November 08 Issue - Employee Monthly Magazine
Laboratory honors two with
prestigious Los Alamos Medal
Editor's note: Laboratory Fellow Robert Cowan and former Laboratory Director Sig Hecker are recipients of the 2008 Los Alamos Medal, the institution's most prestigious award.
Established in 2001, the Los Alamos Medal is the highest honor the Laboratory can bestow upon an individual or small group. Laboratory Director Michael Anastasio will present the medals to Cowan and Hecker during a formal awards ceremony and reception.
Robert Cowan Photo by Sandra Valdez
Illuminating a new path
to atomic physics
Laboratory Fellow and 2008 Los Alamos Medal recipient Robert D. Cowan has had an illuminating career. Literally.
Cowan is known internationally and respected as the father of atomic structure calculations. During his nearly 35-year association with the Laboratory, Cowan developed methods for determining the spectra of different atomic species. His book, The Theory of Atomic Structure and Spectra, published in 1981, still is in use today.
In the mid 1960s, Cowan became the first person to use a computer to calculate atomic spectra—the unique photon wavelengths associated with particular ionization states of atoms. At that time, a British scientist approached him about interpreting spectrographic images of the sun that had been obtained by rockets traveling outside Earth's atmosphere.
Because the atmosphere absorbs light in the ultraviolet region, this portion of the solar spectrum had never been observed before. Scientists were interested in determining what elements were responsible for the part of sunlight blocked by the atmosphere. The spectrographic images revealed several previously unseen bands of light. Cowan raced a team of British experimentalists to determine which atoms were responsible for the lines. His calculations led him to assign the spectral lines to three different ionization states of iron. But the British team published its results first.
Nevertheless, "the field of atomic spectroscopy certainly had changed with these calculations," Cowan said.
After his achievement, Cowan's renown prompted researchers from around the world to query him about spectrographic problems of all kinds.
"Those were days before e-mail, so our dialogues were done by letters, sometimes many of them," he said.
His willingness to provide his computer codes and assist researchers gave Cowan the reputation as an invaluable mentor and allowed him to travel to England, the Netherlands, Sweden, China, and the former Soviet Union to collaborate with researchers.

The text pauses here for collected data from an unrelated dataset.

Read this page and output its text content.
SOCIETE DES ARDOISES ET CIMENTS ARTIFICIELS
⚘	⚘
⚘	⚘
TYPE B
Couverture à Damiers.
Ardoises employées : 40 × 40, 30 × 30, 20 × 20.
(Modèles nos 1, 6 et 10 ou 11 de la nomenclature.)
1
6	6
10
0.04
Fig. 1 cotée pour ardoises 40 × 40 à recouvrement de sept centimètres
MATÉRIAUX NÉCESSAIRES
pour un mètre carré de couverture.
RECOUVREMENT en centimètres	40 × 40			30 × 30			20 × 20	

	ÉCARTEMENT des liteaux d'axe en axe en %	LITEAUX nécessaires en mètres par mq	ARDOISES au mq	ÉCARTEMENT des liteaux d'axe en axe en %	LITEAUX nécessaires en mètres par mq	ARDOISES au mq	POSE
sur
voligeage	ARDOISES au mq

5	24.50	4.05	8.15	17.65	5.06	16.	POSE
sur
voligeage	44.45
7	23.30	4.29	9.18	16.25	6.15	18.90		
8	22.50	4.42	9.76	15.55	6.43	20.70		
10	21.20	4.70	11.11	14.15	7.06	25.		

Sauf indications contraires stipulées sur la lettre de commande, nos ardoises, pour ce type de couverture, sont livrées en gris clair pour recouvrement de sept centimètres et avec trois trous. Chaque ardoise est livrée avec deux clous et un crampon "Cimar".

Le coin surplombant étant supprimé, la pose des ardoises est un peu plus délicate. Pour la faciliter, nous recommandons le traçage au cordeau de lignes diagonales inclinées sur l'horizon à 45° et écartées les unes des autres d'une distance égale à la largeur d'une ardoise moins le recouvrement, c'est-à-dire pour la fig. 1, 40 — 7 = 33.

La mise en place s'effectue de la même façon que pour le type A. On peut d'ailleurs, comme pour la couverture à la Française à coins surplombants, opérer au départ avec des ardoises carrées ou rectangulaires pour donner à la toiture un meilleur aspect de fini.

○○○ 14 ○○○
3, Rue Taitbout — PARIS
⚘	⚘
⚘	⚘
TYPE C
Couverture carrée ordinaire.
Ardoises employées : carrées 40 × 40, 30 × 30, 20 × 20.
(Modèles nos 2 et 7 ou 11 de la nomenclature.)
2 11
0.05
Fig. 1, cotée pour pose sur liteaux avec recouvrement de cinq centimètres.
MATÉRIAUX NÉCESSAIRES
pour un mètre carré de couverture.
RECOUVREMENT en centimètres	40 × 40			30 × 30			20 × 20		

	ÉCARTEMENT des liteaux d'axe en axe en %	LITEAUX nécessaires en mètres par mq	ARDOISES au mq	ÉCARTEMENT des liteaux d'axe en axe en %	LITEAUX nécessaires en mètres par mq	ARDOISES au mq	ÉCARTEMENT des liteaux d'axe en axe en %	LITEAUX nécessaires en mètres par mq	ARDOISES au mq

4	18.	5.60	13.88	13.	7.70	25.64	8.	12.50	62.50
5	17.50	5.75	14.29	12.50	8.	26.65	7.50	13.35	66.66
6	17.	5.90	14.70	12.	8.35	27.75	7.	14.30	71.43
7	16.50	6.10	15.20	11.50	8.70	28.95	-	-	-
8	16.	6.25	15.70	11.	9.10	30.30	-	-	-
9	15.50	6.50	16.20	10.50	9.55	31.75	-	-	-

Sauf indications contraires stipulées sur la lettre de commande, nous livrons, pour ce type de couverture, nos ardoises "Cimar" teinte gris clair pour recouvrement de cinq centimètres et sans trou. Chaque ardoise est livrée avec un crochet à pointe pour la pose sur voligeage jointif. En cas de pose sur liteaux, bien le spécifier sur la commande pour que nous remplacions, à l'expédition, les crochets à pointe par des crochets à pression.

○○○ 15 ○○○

Outside the Lab, Cowan sought to see the light a different way: through mountain climbing. He has climbed every 14,000-foot peak in Colorado and once took a three-week trek through the Himalayas. That expedition allowed him to reach an altitude of 16,500 feet within 15 miles of Mt. Everest. Probably few on that expedition realized that the soft-spoken physicist had used a computer to see something in sunlight they would never see with their own eyes, even at such a breathtaking height.
—James E. Rickman
Sig Hecker Photos by LeRoy N. Sanchez
Plutonium, actinides—
a life-long passion
Many Laboratory employees have a deep respect and admiration for former Director Siegfried "Sig" Hecker. And not surprisingly, the feeling is mutual.
Currently codirector of the Center for International Security and Cooperation at Stanford University, Hecker recently was awarded the 2008 Los Alamos Medal, the Laboratory's most prestigious award.
"I am delighted and honored to receive the Los Alamos Medal," said Hecker, who headed the Laboratory from 1986 to 1997 and is now director emeritus. "My thanks go to all the terrific people with whom I had the pleasure of working during my 34 years at Los Alamos. The Lab and its people continue to hold a special place in my heart."
Hecker said he came to the Lab three times—as a student, a postdoc, and a staff member. "I spent my honeymoon at Los Alamos as a summer graduate student in 1965," he said. "I had not expected to return, because my lifelong ambition was to be a university professor. However, the Lab was such a fantastic place to work that I wound up postponing the professorship for 37 years until I joined Stanford University in 2005."
His research years at Los Alamos were stimulating, Hecker said. "I came to work on typical metals but became fascinated by plutonium and the actinides," he recalled. "It turned into a life-long passion."
Hecker led the Laboratory at an exciting time in history. "I had a front-row seat on a rapidly changing world," he said. "When I took over in January 1986, we were at the tail end of the Reagan defense buildup to hold back what he termed the 'evil empire.' " The collapse of the Soviet Union changed the nature of the nuclear threat and the Laboratory's role dramatically. "We had the job of redefining the role of the weapons laboratories in the post-Cold War world," said Hecker.
For the past 20 years, Hecker, a senior fellow at the Freeman Spogli Institute for International Studies at Stanford, has divided his time between the science of plutonium and its societal impact. He also is a member of the National Academy of Engineering, a Fellow of the American Academy of Arts and Sciences, and a foreign member of the Russian Academy of Sciences, among other professional accolades.